Texto del fallo
SALA CIVIL
AUTO SUPREMO N° 369 Sucre, 8 de diciembre de 2003
DISTRITO : La Paz PROCESO: Ordinario sobre nulidad de matrimonio
PARTES : José Luis Tamayo Rodríguez c/ Bertha Inés Sánchez Hoyos
RELATORA: Ministra Dra. Emilse Ardaya Gutiérrez
VISTOS: El recurso de casación de fs. 144 a 145 interpuesto por José Luis Tamayo Rodríguez contra el auto de vista Nº 024/02 de fs. 140 pronunciado el 18 de enero de 2002 por la Sala Civil Segunda de la R. Corte Superior del Distrito Judicial de La Paz, en el ordinario sobre nulidad de matrimonio seguido por el recurrente contra Bertha Inés Sánchez Hoyos, los antecedentes procesales, dictamen fiscal de fs. 153, y
CONSIDERANDO: Dentro de la demanda de nulidad de matrimonio interpuesta por José Luis Tamayo Rodríguez contra Bertha Inés Sánchez Hoyos, el juez a quo pronuncia sentencia que declara probada la demanda y en consecuencia nulo el matrimonio celebrado entre Rubén Tamayo Fernández y Bertha Inés Sánchez Hoyos.
Resolución del inferior que apelada por la demandada, es revocada por el tribunal de alzada, quien declara improbada la demanda al considerar que el matrimonio impugnado de nulidad tiene toda la validez que le asigna la Ley del Matrimonio Civil de 11 de octubre de 1911 y su D.R. de 3 de julio de 1943 por efectuarse previa disolución del primer matrimonio y con plena libertad de estado.
Contra esta resolución de vista el demandante interpone recurso de casación acusando la infracción de los arts. 375 del Código de Procedimiento Civil y 1531 del Código Civil y los arts. 59 y 60 de la Ley del Registro Civil, argumentando que el matrimonio de su padre con Clotilde Cordero Durán no ha sido disuelto ni concluido porque no existe juicio de divorcio ni sentencia que declare disuelto el vínculo matrimonial y que así lo ha demostrado con la prueba aportada; además que al no existir sentencia de divorcio una simple nota apócrifa no puede suplir un fallo o sentencia ejecutoriada.

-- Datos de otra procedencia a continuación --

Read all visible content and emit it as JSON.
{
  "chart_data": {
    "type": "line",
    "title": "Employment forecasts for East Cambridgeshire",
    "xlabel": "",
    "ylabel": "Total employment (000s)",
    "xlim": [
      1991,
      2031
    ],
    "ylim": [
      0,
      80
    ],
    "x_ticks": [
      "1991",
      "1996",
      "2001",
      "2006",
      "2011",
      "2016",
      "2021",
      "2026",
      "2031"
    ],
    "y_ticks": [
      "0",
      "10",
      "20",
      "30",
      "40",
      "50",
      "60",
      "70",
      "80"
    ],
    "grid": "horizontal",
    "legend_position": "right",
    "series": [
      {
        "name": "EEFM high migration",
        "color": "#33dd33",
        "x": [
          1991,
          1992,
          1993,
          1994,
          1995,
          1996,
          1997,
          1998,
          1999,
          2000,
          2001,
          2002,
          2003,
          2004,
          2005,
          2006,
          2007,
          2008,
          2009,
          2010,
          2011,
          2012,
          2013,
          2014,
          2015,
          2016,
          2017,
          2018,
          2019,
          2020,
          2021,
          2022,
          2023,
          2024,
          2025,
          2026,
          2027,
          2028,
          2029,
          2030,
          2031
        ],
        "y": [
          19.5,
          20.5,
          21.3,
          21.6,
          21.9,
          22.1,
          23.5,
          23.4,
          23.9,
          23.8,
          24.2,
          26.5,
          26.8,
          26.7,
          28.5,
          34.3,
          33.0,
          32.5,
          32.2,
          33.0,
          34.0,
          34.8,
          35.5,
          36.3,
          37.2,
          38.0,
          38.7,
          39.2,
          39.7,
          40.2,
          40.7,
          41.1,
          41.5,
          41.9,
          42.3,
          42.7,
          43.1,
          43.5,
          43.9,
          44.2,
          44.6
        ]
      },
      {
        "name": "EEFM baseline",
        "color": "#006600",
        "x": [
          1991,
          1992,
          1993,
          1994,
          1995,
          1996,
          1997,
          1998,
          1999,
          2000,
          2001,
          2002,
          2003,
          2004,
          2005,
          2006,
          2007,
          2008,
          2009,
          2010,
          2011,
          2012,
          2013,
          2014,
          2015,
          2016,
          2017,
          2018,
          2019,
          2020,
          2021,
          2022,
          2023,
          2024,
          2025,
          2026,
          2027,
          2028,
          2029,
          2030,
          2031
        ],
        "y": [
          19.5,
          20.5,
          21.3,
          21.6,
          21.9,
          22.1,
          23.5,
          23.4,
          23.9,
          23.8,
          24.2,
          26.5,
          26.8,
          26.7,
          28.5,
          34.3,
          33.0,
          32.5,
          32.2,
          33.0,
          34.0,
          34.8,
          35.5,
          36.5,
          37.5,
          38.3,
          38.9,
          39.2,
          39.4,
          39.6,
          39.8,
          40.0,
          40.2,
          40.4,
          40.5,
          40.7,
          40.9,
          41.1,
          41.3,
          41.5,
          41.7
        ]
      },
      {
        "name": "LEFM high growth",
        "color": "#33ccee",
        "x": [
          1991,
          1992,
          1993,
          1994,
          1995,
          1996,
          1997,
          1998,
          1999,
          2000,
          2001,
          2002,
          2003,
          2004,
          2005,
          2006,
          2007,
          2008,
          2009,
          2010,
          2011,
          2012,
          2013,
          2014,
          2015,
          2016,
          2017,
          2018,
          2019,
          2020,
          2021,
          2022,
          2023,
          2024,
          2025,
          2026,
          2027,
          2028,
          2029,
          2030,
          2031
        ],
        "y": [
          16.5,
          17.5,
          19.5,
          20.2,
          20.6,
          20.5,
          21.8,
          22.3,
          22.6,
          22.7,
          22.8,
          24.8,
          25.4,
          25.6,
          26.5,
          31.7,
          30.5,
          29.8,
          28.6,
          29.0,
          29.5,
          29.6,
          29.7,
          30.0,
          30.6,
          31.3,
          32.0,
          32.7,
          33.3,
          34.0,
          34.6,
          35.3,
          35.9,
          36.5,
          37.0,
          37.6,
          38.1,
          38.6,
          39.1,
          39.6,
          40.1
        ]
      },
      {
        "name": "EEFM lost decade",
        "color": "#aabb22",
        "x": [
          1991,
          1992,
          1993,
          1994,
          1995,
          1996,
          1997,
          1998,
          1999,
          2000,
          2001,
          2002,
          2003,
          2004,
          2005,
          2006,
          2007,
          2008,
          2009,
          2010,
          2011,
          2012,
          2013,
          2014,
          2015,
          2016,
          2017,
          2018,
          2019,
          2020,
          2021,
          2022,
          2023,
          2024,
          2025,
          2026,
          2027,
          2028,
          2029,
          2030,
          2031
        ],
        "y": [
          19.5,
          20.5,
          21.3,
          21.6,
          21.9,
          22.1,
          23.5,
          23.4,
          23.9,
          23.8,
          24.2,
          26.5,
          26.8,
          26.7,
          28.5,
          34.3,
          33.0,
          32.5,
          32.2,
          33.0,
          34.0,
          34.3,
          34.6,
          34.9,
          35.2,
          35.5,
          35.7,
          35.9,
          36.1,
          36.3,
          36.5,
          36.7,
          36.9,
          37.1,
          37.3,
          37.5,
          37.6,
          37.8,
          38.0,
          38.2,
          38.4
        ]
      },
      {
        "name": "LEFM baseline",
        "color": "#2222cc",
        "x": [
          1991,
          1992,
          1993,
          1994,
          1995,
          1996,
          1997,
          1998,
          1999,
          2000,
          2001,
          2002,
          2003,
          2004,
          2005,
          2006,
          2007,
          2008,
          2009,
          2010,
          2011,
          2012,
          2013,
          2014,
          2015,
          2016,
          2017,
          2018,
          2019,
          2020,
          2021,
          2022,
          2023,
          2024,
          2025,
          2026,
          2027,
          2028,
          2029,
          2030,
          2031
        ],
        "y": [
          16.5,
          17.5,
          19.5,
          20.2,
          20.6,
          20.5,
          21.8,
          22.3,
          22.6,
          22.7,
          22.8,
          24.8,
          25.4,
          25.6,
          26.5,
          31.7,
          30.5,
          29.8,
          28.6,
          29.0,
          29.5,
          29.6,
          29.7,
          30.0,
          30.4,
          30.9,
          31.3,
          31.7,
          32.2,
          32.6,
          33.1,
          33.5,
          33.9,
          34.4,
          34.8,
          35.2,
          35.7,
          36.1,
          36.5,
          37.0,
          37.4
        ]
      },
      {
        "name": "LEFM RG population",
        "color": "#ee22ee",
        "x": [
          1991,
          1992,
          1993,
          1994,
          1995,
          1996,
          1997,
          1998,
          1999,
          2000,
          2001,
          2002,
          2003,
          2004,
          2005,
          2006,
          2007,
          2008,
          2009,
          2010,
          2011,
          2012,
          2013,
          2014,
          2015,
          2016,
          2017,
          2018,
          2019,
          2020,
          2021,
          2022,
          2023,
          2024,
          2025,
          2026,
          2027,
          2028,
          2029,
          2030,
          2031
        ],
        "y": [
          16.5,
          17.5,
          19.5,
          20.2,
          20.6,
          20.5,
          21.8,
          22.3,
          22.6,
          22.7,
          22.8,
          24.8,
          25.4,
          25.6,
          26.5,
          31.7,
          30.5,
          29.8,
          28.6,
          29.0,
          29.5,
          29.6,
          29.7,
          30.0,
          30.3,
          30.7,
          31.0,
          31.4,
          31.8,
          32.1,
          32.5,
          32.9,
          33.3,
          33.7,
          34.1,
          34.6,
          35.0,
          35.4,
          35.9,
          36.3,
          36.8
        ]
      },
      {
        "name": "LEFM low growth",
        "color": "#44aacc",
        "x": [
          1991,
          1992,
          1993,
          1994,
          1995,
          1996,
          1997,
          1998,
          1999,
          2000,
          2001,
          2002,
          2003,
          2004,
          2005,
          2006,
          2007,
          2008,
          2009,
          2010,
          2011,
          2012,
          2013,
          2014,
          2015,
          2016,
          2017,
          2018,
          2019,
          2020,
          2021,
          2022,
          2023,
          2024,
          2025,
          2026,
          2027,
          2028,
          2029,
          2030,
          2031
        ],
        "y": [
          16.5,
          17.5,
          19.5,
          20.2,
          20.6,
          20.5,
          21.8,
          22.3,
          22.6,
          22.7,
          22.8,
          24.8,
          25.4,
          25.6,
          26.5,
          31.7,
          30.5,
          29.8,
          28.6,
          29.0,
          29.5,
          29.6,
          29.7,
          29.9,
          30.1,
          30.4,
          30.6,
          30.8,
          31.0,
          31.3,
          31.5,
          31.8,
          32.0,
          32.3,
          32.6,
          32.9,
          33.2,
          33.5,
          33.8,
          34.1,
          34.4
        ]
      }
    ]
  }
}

CONSIDERANDO: De la revisión de los obrados en función al recurso interpuesto, se evidencia que el Tribunal ad quem al pronunciar el auto de vista impugnado en casación, ha obrado correctamente.
En efecto, de obrados se desprende que Rubén Tamayo Fernández, a tiempo de contraer matrimonio civil con la demandada Bertha Inés Sánchez Hoyos, tenía la libertad de estado que exige el art. 46 del Código de Familia, extremo que lo demuestra el certificado de matrimonio de los esposos Rubén Tamayo Fernández y Clotilde Cordero Durán celebrado el 30 de octubre de 1976 en la localidad de Chirca, provincia Sud Yungas del departamento de La Paz, saliente a fs. 7, en cuya parte posterior consta que ese matrimonio fue disuelto por sentencia de divorcio de fecha 18 de julio de 1978, expedida por el Juez de Partido de Familia de Sud Yungas Dr. Arturo Pizarrozo Cuenca. Prueba corroborada a fs. 48, con la fotocopia legalizada del registro de la partida de matrimonio Nº 110, correspondiente al matrimonio de Rubén Tamayo y Clotilde Cordero, en cuya casilla de observaciones se hace constar la cancelación de la partida por sentencia de divorcio emitida por el Juez de Partido de Sud Yungas, Dr. Arturo Pizarrozo Cuenca, dando fe de ello el Sr. José Loza Maceda, Oficial de Registro Civil Nº 132, Cantón Chirca, Prov. Sud Yungas, el 9 de septiembre de 1981. A ello se suma la declaración confesoria del propio demandante, cuando a fs. 25 vlta. afirma haber visto en el libro de la Oficialía de Registro Civil de Chirca, donde consta el matrimonio celebrado entre su padre y Clotilde Durán, que en la casilla de observación dice que la partida de matrimonio está cancelada por un Juez, haciendo notar también que no existe ningún documento que respalde dicha cancelación.
Que, la exigencia que prevén los arts. 59 y 60 de la Ley de Registro Civil de 26 de noviembre de 1898, se inscribe en el propósito de sentar la correspondiente anotación al margen de la partida correspondiente, pero de ninguna manera su falta en los archivos de la Oficialía del Registro Civil pueden servir para desvirtuar el asiento de la cancelación de la partida, como pretende el demandante.